Friday, January 18, 2008

Limiting the possible data types given for a template class during instantiation

How to limit the data types that can be used for instantiating a template class?

In C++ there is no standard mechanism to limit the data types that a template can be created with. For example,

template < class T>
class ATemplate
{
};

The above class (ATemplate) can be instantiated with any data type. So ‘T’ can be any data type (eg. basic data types, structures and classes). But what if you want to accept only selected data types? For example a template which only supports char, int and double. C++ doesn’t have a standard method to do it. But Microsoft have put some effort in .NET Generics (something like a C++ template) to limit the data types which can be supported. Even though C++ doesn’t support it directly it is possible to get the data types limited in C++ by making a small trick. Let us see an example.

template < class T >
class MyTemplate
{
T m_x;
void AllowThisType( int& obj ){}
void AllowThisType( char& obj ){}
void AllowThisType( double& obj ){}

public:
MyTemplate()
{
T tmp;
AllowThisType( tmp );
}
void SetX( T val )
{
m_x = val;
}

void print()
{
std::cout<< m_x<< std::endl;
}
};

int main()
{
MyTemplate < int > objint;
MyTemplate < char > objchar;
MyTemplate < double > objdouble;
MyTemplate < float > objfloat; //<< Error when you create this
}

How do the above program limit the data types that can be used for creating a template class object?
From the constructor of class MyTemplate an overloaded function AllowThisType is called. This function is having 3 different overloads. An integer reference, character reference and a double reference. So when you make object with int, char or double there is an appropriate AllowThisType method that compiler can find and match. But when you create an object with any other data type compiler cannot find a matching AllowThisType overload and hence the compilation fails. Let us see an example.

MyTemplate < float > objfloat;

When you make an object of MyTemplate with T as float compiler will look for an AllowThisType( float& ). Since we did not write an overload like AllowThisType( float& ) the compilation fails. So it is clear that the data types which can be given are limited here. Whenever an addiditional type needs to be supported a new AllowThisType overload must be added with the newly supporting data type.

Monday, January 14, 2008

Teraflop processors is not far, Are we ready to use it?

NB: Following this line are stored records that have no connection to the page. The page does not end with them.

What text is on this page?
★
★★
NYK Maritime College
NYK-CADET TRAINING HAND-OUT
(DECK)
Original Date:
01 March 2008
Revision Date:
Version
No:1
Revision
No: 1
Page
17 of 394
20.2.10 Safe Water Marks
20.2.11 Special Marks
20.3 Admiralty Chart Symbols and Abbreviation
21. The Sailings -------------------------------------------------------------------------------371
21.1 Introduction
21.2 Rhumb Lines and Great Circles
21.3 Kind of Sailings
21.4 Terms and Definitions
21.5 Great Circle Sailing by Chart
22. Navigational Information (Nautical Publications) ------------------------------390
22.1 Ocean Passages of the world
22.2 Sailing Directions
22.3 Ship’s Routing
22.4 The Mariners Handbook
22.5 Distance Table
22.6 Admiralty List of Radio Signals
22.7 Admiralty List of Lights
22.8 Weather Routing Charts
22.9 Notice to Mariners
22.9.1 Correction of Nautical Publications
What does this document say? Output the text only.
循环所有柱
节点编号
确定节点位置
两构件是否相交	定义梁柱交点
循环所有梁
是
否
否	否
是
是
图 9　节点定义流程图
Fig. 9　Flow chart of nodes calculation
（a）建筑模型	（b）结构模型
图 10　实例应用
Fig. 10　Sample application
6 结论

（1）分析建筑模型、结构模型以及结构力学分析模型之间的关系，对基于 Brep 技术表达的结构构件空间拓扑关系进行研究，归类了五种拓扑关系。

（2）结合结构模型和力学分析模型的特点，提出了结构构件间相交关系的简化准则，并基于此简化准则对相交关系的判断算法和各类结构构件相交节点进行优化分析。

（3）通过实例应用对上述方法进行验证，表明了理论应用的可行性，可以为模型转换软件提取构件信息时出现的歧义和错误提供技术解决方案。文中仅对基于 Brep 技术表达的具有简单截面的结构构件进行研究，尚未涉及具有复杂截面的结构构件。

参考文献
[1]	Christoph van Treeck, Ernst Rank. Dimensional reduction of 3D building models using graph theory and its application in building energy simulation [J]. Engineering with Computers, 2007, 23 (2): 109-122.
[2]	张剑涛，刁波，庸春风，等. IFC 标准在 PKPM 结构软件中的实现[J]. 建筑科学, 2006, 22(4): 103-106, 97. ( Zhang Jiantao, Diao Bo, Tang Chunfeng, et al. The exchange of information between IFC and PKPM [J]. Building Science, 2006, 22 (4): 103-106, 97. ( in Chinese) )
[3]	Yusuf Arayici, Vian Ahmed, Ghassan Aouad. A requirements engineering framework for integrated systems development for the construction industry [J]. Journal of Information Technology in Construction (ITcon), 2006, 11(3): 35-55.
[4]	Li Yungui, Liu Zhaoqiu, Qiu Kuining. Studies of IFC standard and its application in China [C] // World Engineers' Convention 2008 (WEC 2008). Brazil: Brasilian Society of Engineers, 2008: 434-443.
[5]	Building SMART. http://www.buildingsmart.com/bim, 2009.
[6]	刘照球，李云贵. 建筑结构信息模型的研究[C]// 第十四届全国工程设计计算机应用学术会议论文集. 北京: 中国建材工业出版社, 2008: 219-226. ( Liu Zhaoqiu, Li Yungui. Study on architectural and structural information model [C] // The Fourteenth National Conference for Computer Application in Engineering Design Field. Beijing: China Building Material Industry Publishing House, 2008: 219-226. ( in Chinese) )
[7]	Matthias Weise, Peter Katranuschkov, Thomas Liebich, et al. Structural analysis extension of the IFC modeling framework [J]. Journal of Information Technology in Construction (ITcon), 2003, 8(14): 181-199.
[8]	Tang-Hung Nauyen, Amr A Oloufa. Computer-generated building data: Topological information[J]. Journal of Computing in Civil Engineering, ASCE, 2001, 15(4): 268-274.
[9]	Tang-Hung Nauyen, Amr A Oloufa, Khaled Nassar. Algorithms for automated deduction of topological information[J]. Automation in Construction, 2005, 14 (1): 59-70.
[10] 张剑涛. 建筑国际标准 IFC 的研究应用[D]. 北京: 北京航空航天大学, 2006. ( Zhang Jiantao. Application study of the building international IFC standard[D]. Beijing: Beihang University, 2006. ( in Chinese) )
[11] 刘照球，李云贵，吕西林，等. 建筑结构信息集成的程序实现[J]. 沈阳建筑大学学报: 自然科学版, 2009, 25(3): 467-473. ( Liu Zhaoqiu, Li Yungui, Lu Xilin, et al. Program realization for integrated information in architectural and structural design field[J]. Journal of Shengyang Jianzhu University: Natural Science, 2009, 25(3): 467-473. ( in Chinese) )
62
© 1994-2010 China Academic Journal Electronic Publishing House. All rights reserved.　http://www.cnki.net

The prototype 80-core Polaris processor on a single chip delivered the super computer like performance of a trillion floating-point operations per second (one teraflop) while consuming less than 62 watts – Intel.

It will take less than 10 years from now for a common man to have PC running on a teraflop processor. A prototype of teraflop processor has 80 cores which can be executed in parallel. So to get the most out of 80 cores we need to run 80 threads in parallel. Hence it’s clear that the program must be heavily threaded to make use of all cores.

The question that comes is, “It can deliver up to a Teraflop, but how we are going to get most out of it?”

These are the days when programmers are trying hard to get most out of a quad core or a dual core processor. These processors can give a lot but it is up to the programmer to make use of it.

Threading for parallelism

Most of the programmers used thread only for separating User Interface from the time consuming operations that happens according to the user operation. But those days are gone. Now the thread is not just to do things without blocking the other one. It is all about performance. Threading for performance is the key now.

The hard

Hands full of tools are available which helps to analyze, debug and optimize threads. It’s not hard to detect a synchronization problem or a thread over run. It’s easy these days to debug a chunk of code in different threads. But why all algorithms are not yet threaded? What is the big deal in it? It is discovering parallelism!!! Yea, the hardest ever thing in optimization is finding a parallel way to optimize the most time taking part of the algorithm. Mostly every time if we look the code of an algorithm the most time taking part will be entirely sequential. It will look like something which can never be parallelized. That is where it gets quite tricky. More and more innovation can only do something to get things parallelized. It’s not about parallelizing the code of the algorithm; it’s all about changing the algorithm in a parallel way!